Author: Jeff Perkins

1 min read

Posted 1 week ago

On June 17, 2025, Aarno Labs presented two solution posters at DARPA’s Resilient Software Systems Colloquium (RSSC), an event highlighting innovative efforts to build trust, security, and resilience into the software foundations of critical systems. Our contributions focused on two complementary challenges: high-assurance patching of legacy binary firmware and practical memory safety for C/C++ code through compiler-based transformation.

Securing Legacy Firmware with CodeHawk

CodeHawk Poster

Our first poster, CodeHawk: Securing Legacy Systems via High-Assurance Binary Patching, showcased Aarno’s open-source formal methods platform for binary analysis and patching. CodeHawk lifts stripped firmware binaries to source-like representations with accompanying correctness proofs. This enables patching at the source level with automated application of those changes back to the binary, without vendor support or access to the original source code.

Highlights:

This work addresses the growing backlog of vulnerable legacy and end-of-life systems with no viable support channel and offers a path toward resilient and trustworthy remediation.

DRIFT: Compiler-Based Memory Safety

DRIFT Poster

The second poster, DRIFT: Rapid & Low-overhead Memory Safety for C/C++ through Recompilation, introduces a compiler-based approach for enforcing spatial and temporal memory safety in legacy C/C++ programs.
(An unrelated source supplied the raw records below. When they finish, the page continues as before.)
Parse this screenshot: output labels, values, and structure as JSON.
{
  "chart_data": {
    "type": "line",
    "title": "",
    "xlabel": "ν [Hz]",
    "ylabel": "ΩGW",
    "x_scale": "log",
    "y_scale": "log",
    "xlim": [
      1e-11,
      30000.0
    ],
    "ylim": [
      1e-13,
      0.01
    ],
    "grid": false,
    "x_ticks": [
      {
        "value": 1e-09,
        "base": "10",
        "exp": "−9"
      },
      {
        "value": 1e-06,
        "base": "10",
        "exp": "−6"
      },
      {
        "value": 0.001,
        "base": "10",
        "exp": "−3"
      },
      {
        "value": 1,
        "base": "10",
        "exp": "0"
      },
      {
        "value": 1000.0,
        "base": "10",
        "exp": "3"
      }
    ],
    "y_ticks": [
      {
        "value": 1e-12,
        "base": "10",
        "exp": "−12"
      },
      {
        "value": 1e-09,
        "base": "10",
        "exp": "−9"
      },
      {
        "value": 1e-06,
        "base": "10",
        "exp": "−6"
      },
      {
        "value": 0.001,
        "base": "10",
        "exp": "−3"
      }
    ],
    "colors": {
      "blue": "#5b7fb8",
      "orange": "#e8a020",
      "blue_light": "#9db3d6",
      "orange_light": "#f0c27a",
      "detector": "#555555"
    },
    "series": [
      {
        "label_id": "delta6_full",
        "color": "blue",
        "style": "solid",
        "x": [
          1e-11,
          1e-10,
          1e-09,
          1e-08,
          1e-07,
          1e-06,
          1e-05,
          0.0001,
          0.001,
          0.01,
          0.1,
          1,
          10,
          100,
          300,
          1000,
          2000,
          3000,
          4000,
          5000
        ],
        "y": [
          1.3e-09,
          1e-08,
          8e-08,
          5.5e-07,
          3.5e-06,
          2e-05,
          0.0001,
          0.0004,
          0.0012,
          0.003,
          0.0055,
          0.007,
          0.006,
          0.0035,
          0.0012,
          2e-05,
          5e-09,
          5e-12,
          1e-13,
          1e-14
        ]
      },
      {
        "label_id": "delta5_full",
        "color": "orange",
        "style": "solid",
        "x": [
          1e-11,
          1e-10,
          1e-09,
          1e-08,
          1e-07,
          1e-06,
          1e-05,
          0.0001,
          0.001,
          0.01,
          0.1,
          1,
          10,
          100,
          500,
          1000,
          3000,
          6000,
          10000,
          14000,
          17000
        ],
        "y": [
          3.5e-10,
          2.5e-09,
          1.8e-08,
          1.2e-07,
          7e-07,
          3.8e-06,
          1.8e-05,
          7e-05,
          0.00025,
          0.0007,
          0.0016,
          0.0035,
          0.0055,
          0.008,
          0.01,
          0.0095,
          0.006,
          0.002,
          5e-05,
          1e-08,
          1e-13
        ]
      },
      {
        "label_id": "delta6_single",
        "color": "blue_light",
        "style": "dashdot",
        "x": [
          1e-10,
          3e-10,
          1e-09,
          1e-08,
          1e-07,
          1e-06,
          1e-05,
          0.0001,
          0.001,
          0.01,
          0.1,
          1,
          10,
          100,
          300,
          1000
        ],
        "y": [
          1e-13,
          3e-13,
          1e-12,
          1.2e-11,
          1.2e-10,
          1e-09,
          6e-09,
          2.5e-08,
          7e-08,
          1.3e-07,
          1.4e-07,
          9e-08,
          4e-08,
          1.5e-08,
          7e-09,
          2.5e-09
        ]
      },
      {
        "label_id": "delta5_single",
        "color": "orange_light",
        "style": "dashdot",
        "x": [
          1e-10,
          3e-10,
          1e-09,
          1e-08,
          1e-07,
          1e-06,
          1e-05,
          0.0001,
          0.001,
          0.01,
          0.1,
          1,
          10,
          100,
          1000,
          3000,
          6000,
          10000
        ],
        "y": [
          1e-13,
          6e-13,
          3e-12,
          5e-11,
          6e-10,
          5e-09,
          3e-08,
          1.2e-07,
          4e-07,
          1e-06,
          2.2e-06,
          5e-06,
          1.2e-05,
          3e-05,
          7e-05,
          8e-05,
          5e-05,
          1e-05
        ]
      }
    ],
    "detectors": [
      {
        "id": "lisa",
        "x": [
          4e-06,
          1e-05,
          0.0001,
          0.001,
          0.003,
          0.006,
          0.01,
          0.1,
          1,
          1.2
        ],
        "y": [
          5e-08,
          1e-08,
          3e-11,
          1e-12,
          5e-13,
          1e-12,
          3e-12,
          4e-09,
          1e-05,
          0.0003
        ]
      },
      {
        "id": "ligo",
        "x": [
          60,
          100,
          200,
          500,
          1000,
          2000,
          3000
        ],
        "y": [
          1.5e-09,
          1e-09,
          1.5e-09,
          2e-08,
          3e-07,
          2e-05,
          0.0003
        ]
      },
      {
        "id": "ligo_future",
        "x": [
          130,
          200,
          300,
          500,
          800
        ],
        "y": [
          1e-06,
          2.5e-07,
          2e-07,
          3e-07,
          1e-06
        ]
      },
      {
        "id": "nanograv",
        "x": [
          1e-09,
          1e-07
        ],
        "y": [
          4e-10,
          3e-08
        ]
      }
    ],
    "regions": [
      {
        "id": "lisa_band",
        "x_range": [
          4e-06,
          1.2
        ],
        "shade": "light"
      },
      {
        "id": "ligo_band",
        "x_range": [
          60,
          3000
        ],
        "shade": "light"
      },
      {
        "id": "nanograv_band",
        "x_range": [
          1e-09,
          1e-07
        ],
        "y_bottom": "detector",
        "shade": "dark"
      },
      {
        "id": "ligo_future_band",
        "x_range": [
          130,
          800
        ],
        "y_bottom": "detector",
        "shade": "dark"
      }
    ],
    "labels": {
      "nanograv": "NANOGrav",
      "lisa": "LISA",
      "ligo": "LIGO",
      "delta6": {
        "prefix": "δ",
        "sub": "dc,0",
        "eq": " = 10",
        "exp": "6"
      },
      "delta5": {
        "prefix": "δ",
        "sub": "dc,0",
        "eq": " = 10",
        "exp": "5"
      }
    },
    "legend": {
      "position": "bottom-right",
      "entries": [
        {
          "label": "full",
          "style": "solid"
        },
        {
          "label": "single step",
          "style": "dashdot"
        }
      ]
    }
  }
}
DRIFT automatically inserts metadata and safety checks at compile time while applying sophisticated static analysis to minimize performance overhead.  The DRIFT system provides strong guarantees, less overhead, and higher compatibility than previous systems for retrofitting memory safety on C/C++.

Key features:

  • No source code changes required
  • Supports all major 64-bit architectures (e.g., x86_64, AArch64)
  • Compatible with complex C/C++ idioms and existing build pipelines
  • Provides configurable runtime responses (abort, fail-continue, etc.)
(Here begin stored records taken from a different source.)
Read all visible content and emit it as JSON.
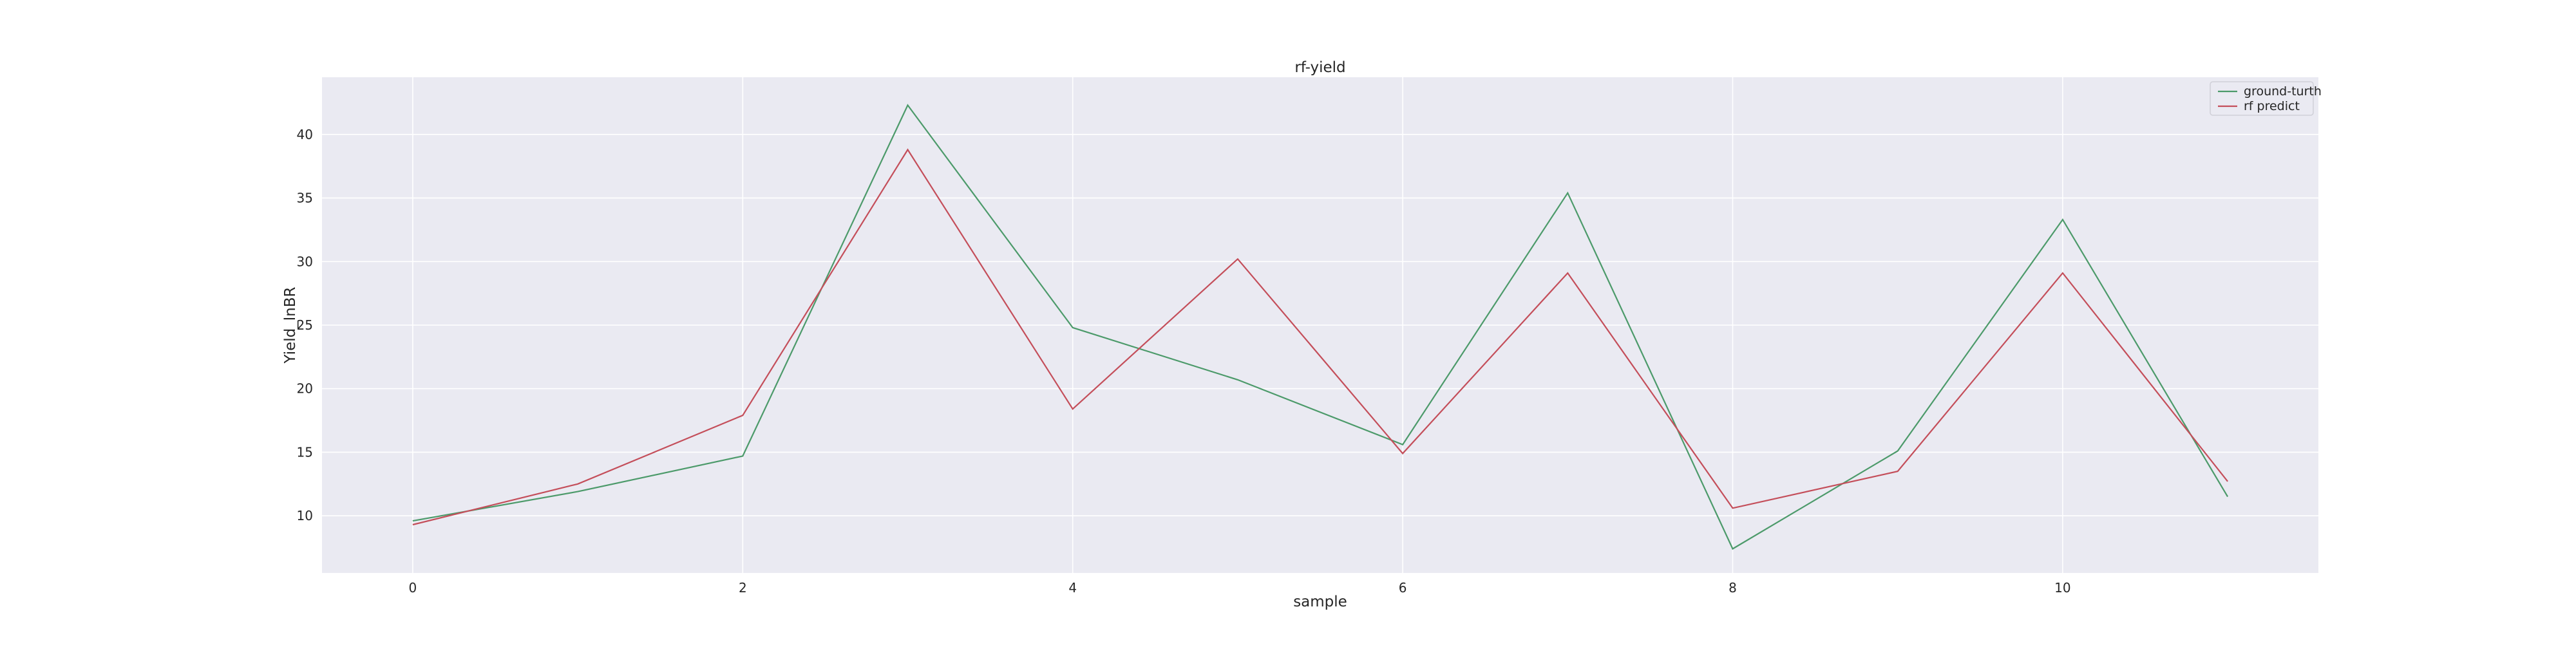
{
  "chart_data": {
    "type": "line",
    "title": "rf-yield",
    "xlabel": "sample",
    "ylabel": "Yield_lnBR",
    "x": [
      0,
      1,
      2,
      3,
      4,
      5,
      6,
      7,
      8,
      9,
      10,
      11
    ],
    "series": [
      {
        "name": "ground-turth",
        "color": "#4c9a6a",
        "values": [
          9.6,
          11.9,
          14.7,
          42.3,
          24.8,
          20.7,
          15.6,
          35.4,
          7.4,
          15.1,
          33.3,
          11.5
        ]
      },
      {
        "name": "rf predict",
        "color": "#c44e5a",
        "values": [
          9.3,
          12.5,
          17.9,
          38.8,
          18.4,
          30.2,
          14.9,
          29.1,
          10.6,
          13.5,
          29.1,
          12.7
        ]
      }
    ],
    "xlim": [
      -0.55,
      11.55
    ],
    "ylim": [
      5.5,
      44.5
    ],
    "xticks": [
      0,
      2,
      4,
      6,
      8,
      10
    ],
    "yticks": [
      10,
      15,
      20,
      25,
      30,
      35,
      40
    ],
    "grid": true,
    "background": "#eaeaf2",
    "legend_position": "top-right"
  }
}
DRIFT aligns with the broader national push—from the White House, CISA, and DoD—to eliminate memory safety vulnerabilities while maintaining compatibility with existing critical software.

Why This Matters

Together, these efforts represent a strategic vision for system resilience: enabling defenders to retrofit security into legacy systems, even in the absence of vendors, and to bring modern safety guarantees to unmodified C/C++ applications. The tools are under active development, with Technology Readiness Levels (TRL) ranging from 6 to 9, depending on the use case, and are available for transition today.

We’re grateful to DARPA for the opportunity to share our work and to collaborate with peers addressing the most complex challenges in software assurance.